"Off-Stage Voices in James Agee's Let Us Now Praise Famous Men: Reportage as Covert Autobiography" - William Todd Schultz

"Off-Stage Voices in James Agee's Let Us Now Praise Famous Men: Reportage as Covert Autobiography" - William Todd Schultz

by: William Todd Schultz | publication date: May 1, 1999 | Publication: American Imago | volume: 56 | journal issue: 1 | pages: pp. 75-104

"What became FM began as an assignment for Fortune magazine, luxurious track record of the noteworthy rich, with Agee and Evans traveling to Alabama in search of an article on tenant farming.

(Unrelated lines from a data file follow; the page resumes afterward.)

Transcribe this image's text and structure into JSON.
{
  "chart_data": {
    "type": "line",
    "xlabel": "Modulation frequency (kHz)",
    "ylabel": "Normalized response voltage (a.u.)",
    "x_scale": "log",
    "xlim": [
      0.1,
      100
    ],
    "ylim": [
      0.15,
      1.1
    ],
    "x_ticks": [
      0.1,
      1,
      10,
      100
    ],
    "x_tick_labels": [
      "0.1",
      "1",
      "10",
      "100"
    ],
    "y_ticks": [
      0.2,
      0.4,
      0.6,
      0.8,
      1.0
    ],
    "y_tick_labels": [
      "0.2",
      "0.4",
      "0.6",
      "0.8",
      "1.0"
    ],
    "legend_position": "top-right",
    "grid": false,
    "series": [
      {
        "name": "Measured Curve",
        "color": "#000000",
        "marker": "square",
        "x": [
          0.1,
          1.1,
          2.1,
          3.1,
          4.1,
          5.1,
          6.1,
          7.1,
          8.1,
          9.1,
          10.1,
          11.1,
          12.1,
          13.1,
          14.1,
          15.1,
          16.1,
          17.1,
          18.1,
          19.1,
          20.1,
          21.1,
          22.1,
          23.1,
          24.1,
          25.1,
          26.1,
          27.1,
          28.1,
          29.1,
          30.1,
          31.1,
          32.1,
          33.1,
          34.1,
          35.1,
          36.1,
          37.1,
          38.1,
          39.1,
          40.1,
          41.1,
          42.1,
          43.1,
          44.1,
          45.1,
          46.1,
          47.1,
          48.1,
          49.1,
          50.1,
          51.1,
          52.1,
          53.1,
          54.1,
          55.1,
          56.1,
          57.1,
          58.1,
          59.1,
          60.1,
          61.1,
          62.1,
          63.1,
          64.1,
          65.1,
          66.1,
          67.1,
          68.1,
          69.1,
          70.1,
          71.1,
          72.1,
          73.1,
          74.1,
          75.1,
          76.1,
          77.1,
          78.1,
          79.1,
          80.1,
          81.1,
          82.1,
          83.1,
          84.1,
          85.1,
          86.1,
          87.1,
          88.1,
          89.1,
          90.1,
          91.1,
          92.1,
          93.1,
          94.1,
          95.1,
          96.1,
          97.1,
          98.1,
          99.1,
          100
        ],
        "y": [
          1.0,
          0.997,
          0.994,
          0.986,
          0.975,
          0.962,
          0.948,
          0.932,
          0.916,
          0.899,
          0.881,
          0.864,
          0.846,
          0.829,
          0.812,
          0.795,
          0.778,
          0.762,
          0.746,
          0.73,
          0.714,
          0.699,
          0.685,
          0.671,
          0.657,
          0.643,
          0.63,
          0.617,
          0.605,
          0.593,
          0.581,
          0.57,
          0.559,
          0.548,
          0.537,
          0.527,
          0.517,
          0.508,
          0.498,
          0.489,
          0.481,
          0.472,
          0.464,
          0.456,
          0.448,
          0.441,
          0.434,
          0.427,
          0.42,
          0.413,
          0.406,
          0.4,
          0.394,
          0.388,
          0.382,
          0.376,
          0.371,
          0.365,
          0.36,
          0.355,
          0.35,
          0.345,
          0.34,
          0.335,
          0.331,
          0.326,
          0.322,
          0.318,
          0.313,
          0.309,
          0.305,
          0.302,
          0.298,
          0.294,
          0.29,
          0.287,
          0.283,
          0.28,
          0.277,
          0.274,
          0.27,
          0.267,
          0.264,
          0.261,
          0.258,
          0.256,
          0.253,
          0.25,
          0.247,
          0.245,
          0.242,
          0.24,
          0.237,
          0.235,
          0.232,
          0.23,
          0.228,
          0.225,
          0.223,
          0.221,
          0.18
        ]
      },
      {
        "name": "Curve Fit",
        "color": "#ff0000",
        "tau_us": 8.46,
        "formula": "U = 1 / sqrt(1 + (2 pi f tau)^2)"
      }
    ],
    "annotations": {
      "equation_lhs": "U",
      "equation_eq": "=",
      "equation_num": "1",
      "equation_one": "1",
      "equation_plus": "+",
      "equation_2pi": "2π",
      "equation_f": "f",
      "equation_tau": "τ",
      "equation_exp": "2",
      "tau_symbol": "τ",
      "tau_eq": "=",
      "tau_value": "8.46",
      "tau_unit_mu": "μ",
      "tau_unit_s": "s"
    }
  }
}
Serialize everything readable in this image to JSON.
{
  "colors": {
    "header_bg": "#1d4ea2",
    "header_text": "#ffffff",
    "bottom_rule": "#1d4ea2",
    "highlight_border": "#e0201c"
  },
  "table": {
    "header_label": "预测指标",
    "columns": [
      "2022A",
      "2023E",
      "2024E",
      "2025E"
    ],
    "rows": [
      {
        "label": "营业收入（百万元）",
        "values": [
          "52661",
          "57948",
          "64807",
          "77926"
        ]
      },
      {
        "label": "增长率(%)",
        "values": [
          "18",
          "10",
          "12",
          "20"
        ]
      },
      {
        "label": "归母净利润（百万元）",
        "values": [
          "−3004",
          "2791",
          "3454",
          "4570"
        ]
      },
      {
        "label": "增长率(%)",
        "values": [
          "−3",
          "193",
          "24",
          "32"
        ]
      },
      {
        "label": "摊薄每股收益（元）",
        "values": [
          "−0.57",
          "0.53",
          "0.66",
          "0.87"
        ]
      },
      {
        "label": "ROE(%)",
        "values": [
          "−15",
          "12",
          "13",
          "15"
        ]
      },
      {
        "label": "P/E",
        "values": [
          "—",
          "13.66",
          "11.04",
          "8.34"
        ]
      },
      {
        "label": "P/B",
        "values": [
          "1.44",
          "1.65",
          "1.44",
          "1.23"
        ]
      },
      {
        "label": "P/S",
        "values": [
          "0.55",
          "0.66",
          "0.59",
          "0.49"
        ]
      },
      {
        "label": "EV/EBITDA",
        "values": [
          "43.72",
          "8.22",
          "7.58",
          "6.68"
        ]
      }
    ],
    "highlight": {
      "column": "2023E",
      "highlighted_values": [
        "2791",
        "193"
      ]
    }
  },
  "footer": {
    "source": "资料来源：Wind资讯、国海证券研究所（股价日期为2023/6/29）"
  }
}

Neither Agee nor Evans felt comfortable with what Agee called this "curious" arrangement, and so from the beginning publication—in any form Fortune could use—seemed only a distant possibility. The magazine had in fact considered a similar proposal several years earlier by photographer Horace Bristol and John Steinbeck, but Steinbeck eventually vetoed the arrangements due to Fortune's clear and shameless celebration of capitalist ideology (Sacramento Bee. April 5, 1989), a style in direct contradiction to the spirit of the project."

William Todd Schultz analyzes James Agee's "Let Us Now Praise Famous Men."